The three-day conference dubbed: "Digital Skills for future jobs," will be held at the Bank of Ghana Conference Hall, University of Ghana.
It is expected to provide opportunities for students, entrepreneurs, institutions and the youth in Ghana and Africa to teach and learn basic digital skills such as email management, excel and new technologies in data science, artificial intelligence and geospatial technologies.
There will also be interactions on intermediate skills such as social media for small and medium sized businesses.
The conference is aimed at promoting teaching and learning of digital skills across Africa and will also help to develop a common vision on needed digital skills, challenges faced by people in the field and ways to overcome them.
Madam Florence Toffa, Director of Mobile Web Ghana told the Ghana News Agency that, "the conference will create a critical mass of individuals and organisations with foundational digital skills required to bridge the skills gap in and across the continent.
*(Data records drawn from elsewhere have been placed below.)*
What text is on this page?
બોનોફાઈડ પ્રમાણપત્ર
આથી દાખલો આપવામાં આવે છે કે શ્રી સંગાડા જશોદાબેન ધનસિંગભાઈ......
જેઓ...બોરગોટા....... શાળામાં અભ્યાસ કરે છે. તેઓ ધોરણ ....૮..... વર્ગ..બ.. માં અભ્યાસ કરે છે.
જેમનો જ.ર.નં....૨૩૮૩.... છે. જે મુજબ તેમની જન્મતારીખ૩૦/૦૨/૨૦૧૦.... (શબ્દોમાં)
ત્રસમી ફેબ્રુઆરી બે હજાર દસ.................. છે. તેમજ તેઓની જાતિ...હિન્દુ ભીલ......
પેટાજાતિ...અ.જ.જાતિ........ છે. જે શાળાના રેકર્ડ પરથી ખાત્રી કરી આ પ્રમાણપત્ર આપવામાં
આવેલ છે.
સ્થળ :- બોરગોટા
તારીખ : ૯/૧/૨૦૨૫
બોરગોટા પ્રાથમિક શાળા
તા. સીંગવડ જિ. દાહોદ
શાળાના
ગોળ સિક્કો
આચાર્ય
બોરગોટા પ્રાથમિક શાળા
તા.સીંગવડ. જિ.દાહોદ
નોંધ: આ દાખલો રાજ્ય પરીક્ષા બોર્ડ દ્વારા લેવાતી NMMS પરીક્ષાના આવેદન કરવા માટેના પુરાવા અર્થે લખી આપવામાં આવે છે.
"Also, it will create a platform for digital skills network and connections as well as building a solid digital foundation for Africa's economies."
She said there would be exhibition of educational materials, technology innovations, job opportunities and career counseling.
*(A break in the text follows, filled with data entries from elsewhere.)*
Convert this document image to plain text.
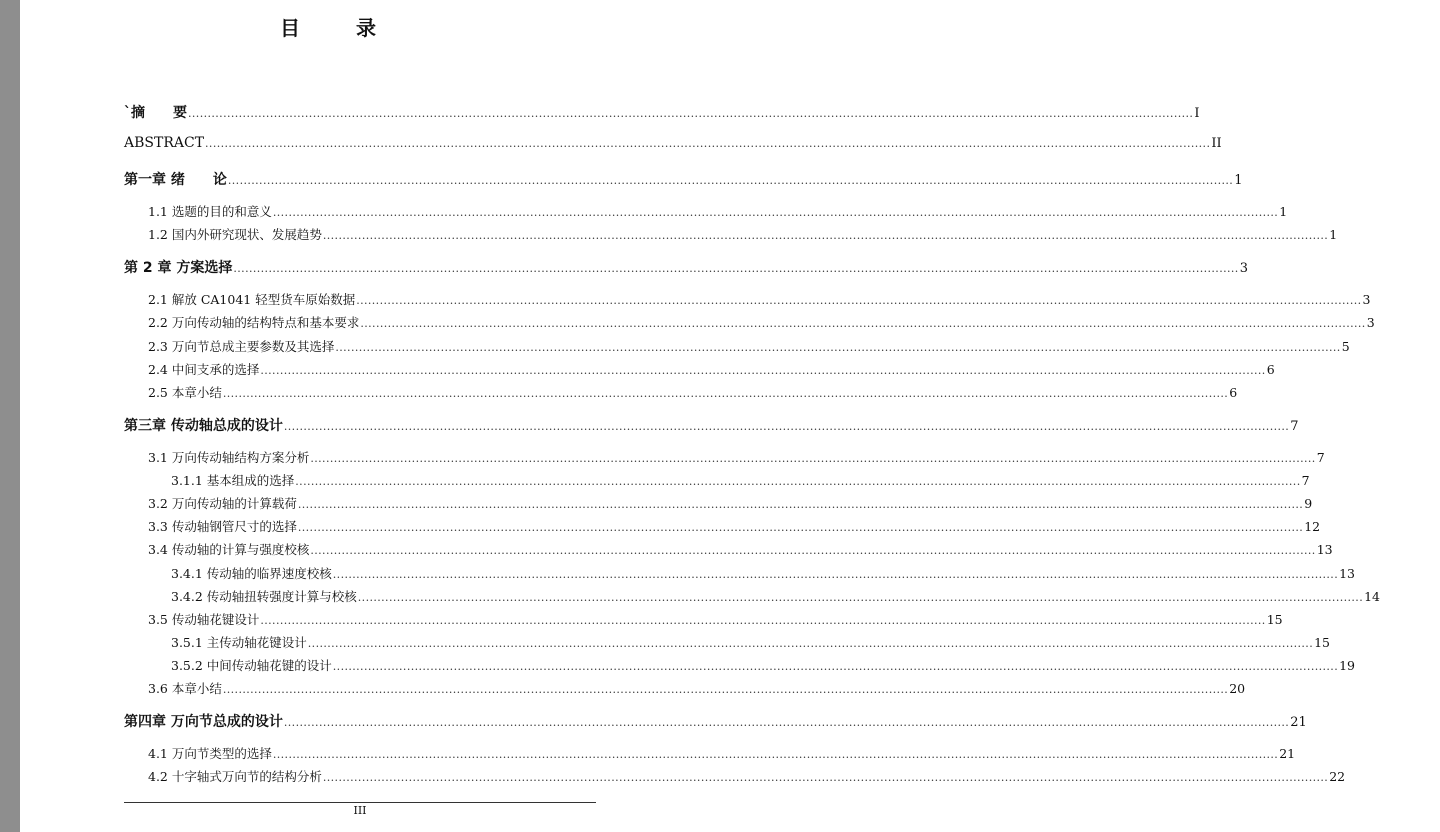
目　录
`摘　　要 .....	I
ABSTRACT .....	II
第一章 绪　　论 .....	1
1.1 选题的目的和意义 .....	1
1.2 国内外研究现状、发展趋势 .....	1
第 2 章 方案选择 .....	3
2.1 解放 CA1041 轻型货车原始数据 .....	3
2.2 万向传动轴的结构特点和基本要求 .....	3
2.3 万向节总成主要参数及其选择 .....	5
2.4 中间支承的选择 .....	6
2.5 本章小结 .....	6
第三章 传动轴总成的设计 .....	7
3.1 万向传动轴结构方案分析 .....	7
3.1.1 基本组成的选择 .....	7
3.2 万向传动轴的计算载荷 .....	9
3.3 传动轴钢管尺寸的选择 .....	12
3.4 传动轴的计算与强度校核 .....	13
3.4.1 传动轴的临界速度校核 .....	13
3.4.2 传动轴扭转强度计算与校核 .....	14
3.5 传动轴花键设计 .....	15
3.5.1 主传动轴花键设计 .....	15
3.5.2 中间传动轴花键的设计 .....	19
3.6 本章小结 .....	20
第四章 万向节总成的设计 .....	21
4.1 万向节类型的选择 .....	21
4.2 十字轴式万向节的结构分析 .....	22
III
The need for the conference is anchored on the fact that by 2030, over 230 million jobs, resulting in almost 650 million training opportunities, in Sub-Saharan Africa, will require digital skills.
The Ghana News Agency gathered that Africa has over 200 million youthful population (aged 15-24) who are the future labour force of the continent, thus the need to give them requisite training as the world was fast gravitating towards digitization.
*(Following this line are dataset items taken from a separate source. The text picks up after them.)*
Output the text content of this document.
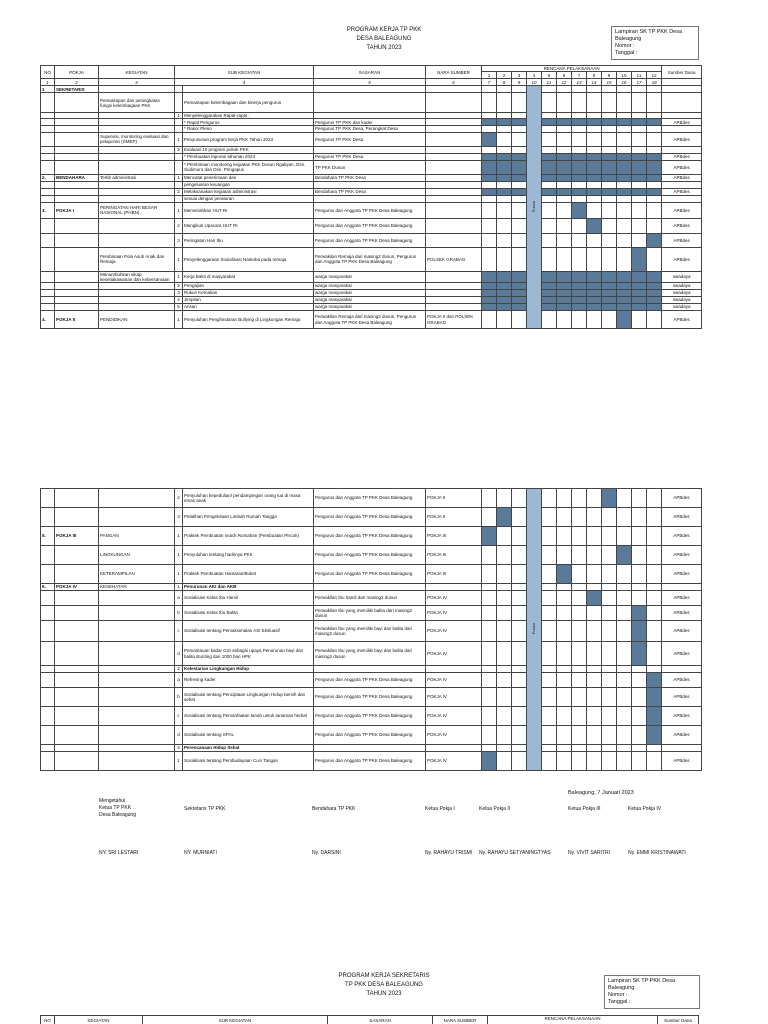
PROGRAM KERJA TP PKK
DESA BALEAGUNG
TAHUN 2023
Lampiran SK TP PKK Desa
Baleagung
Nomor :
Tanggal :
NO	POKJA	KEGIATAN	SUB KEGIATAN		SASARAN	NARA SUMBER	RENCANA PELAKSANAAN												Sumber Dana
							1	2	3	4	5	6	7	8	9	10	11	12	
1	2	3	4		5	6	7	8	9	10	11	12	13	14	15	16	17	18	
1	SEKRETARIS									Puasa									
		Pemantapan dan peningkatan fungsi kelembagaan PKK		Pemantapan kelembagaan dan kinerja pengurus															
			1	Menyelenggarakan Rapat-rapat :															
				* Rapat Pengurus	Pengurus TP PKK dan kader														APBdes
				* Rakor Pleno	Pengurus TP PKK Desa, Perangkat Desa														
		Supervisi, monitoring evaluasi dan pelaporan (SMEP)	1	Penyusunan program kerja PKK Tahun 2023	Pengurus TP PKK Desa														APBdes
			2	Evaluasi 10 program pokok PKK															
				* Pembuatan laporan tahunan 2023	Pengurus TP PKK Desa														APBdes
				* Pembinaan monitoring kegiatan PKK Dusun Ngaliyan, Dsn. Sudimoro dan Dsn. Pringapus	TP PKK Dusun														APBdes
2.	BENDAHARA	Tertib administrasi	1	Mencatat penerimaan dan	Bendahara TP PKK Desa														APBdes
				pengeluaran keuangan															
			2	Melaksanakan kegiatan administrasi	Bendahara TP PKK Desa														APBdes
				sesuai dengan peraturan															
3.	POKJA I	PERINGATAN HARI BESAR NASIONAL (PHBN)	1	Memeriahkan HUT RI	Pengurus dan Anggota TP PKK Desa Baleagung														APBdes
			2	Mengikuti Upacara HUT RI	Pengurus dan Anggota TP PKK Desa Baleagung														APBdes
			3	Peringatan Hari Ibu	Pengurus dan Anggota TP PKK Desa Baleagung														APBdes
		Pembinaan Pola Asuh Anak dan Remaja	1	Penyelenggaraan Sosialisasi Narkoba pada remaja	Perwakilan Remaja dari masing2 dusun, Pengurus dan Anggota TP PKK Desa Baleagung	POLSEK GRABAG													APBdes
		Menumbuhkan sikap kesetiakawanan dan kebersamaan	1	Kerja Bakti di masyarakat	warga masyarakat														swadaya
			2	Pengajian	warga masyarakat														swadaya
			3	Rukun Kematian	warga masyarakat														swadaya
			4	Jimpitan	warga masyarakat														swadaya
			5	Arisan	warga masyarakat														swadaya
4.	POKJA II	PENDIDIKAN	1	Penyuluhan Penghindaran Bullying di Lingkungan Remaja	Perwakilan Remaja dari masing2 dusun, Pengurus dan Anggota TP PKK Desa Baleagung	POKJA II dan POLSEK GRABAG													APBdes
			2	Penyuluhan kepedulian/ pendampingan orang tua di masa emas anak	Pengurus dan Anggota TP PKK Desa Baleagung	POKJA II				Puasa									APBdes
			3	Pelatihan Pengelolaan Limbah Rumah Tangga	Pengurus dan Anggota TP PKK Desa Baleagung	POKJA II													APBdes
5.	POKJA III	PANGAN	1	Praktek Pembuatan snack Rumahan (Pembuatan Piscok)	Pengurus dan Anggota TP PKK Desa Baleagung	POKJA III													APBdes
		LINGKUNGAN	1	Penyuluhan tentang hadirnya PKK	Pengurus dan Anggota TP PKK Desa Baleagung	POKJA III													APBdes
		KETERAMPILAN	1	Praktek Pembuatan Hantaran/Buket	Pengurus dan Anggota TP PKK Desa Baleagung	POKJA III													APBdes
6.	POKJA IV	KESEHATAN	1	Penurunan AKI dan AKB															
			a	Sosialisasi Kelas Ibu Hamil	Perwakilan Ibu hamil dari masing2 dusun	POKJA IV													APBdes
			b	Sosialisasi Kelas Ibu Balita	Perwakilan Ibu yang memiliki balita dari masing2 dusun	POKJA IV													APBdes
			c	Sosialisasi tentang Pemaksimalan ASI Eksluasif	Perwakilan Ibu yang memiliki bayi dan balita dari masing2 dusun	POKJA IV													APBdes
			d	Pemantauan kadar Gizi sebagai upaya Penurunan bayi dan balita stunting dan 1000 hari HPK	Perwakilan Ibu yang memiliki bayi dan balita dari masing2 dusun	POKJA IV													APBdes
			2	Kelestarian Lingkungan Hidup															
			a	Refresing kader	Pengurus dan Anggota TP PKK Desa Baleagung	POKJA IV													APBdes
			b	Sosialisasi tentang Penciptaan Lingkungan Hidup bersih dan sehat	Pengurus dan Anggota TP PKK Desa Baleagung	POKJA IV													APBdes
			c	Sosialisasi tentang Pemanfaatan tanah untuk tanaman herbal	Pengurus dan Anggota TP PKK Desa Baleagung	POKJA IV													APBdes
			d	Sosialisasi tentang SPAL	Pengurus dan Anggota TP PKK Desa Baleagung	POKJA IV													APBdes
			3	Perencanaan Hidup Sehat															
			1	Sosialisasi tentang Pembudayaan Cuci Tangan	Pengurus dan Anggota TP PKK Desa Baleagung	POKJA IV													APBdes
Baleagung, 7 Januari 2023
Mengetahui
Ketua TP PKK
Desa Baleagung
NY. SRI LESTARI
Sekretaris TP PKK
NY. MURNIATI
Bendahara TP PKK
Ny. DARSINI
Ketua Pokja I
Ny. RAHAYU TRISMI
Ketua Pokja II
Ny. RAHAYU SETYANINGTYAS
Ketua Pokja III
Ny. VIVIT SARITRI
Ketua Pokja IV
Ny. EMMI KRISTINAWATI
PROGRAM KERJA SEKRETARIS
TP PKK DESA BALEAGUNG
TAHUN 2023
Lampiran SK TP PKK Desa
Baleagung
Nomor :
Tanggal :
NO	KEGIATAN	SUB KEGIATAN	SASARAN	NARA SUMBER	RENCANA PELAKSANAAN	Sumber Dana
International Finance Corporation report showed that over nine million jobs in Ghana would require digital skills by 2030, translating to about 20 million training opportunities, according to checks by the GNA.
The revenue opportunity size across Sub-Saharan Africa in digital skilling is also $130 billion through 2030, while the opportunity in Ghana alone represents nearly $4 billion in revenue potential through same year.
The largest opportunities are also in business-to-business and business-to-government training for basic and intermediate skills though there are significant opportunities in business-to-consumer skilling focused on intermediate and advanced skills.
Checks also revealed that there was a strong demand for digital skills in Ghana and Africa from industries and economies across Africa as technology had levelled the playing field with the need to create avenues for knowledge sharing, acquisition, digital and economic empowerment.
This demand for digital skills is also driven by latent economic growth as well as the digitization and automation of the financial, agriculture, manufacturing and services industries.
A Global System Mobile Association report 2019, indicated that mobile internet users stood at 3.6 billion in 2018 and it is expected to rise to five billion in 2025, while current mobile penetration is 47 per cent and will rise to 61 per cent, representing a 4.8 per cent increase.
The report also showed that the digital mobile ecosystem had created over 14 million jobs directly and about 17 million jobs indirectly.
Madam Toffa said the importance of Digital Skills could therefore not be overemphasised as different skills sets were needed for the future, with socio-behavioral skills and digital skills being the most critical for success.
She said employers anticipated more than 40 per cent of skills required for the workforce would change before 2022, with more than half of employees needing to learn different or more advanced skills.
Madam Toffa therefore urged the public to get involved in the conference through http://www.africadigitalskillsconference.org +233-542-951337.
Mobile Web Ghana is a technology and entrepreneurship hub focused on developing and nurturing the youth and organisations to leverage on technology to solve local problems in communities and at work.
They run capacity building programmes, ICT-for-development projects, Open Data related projects, geo-spatial data collection, entrepreneurship training, co-working spaces and incubation space among others.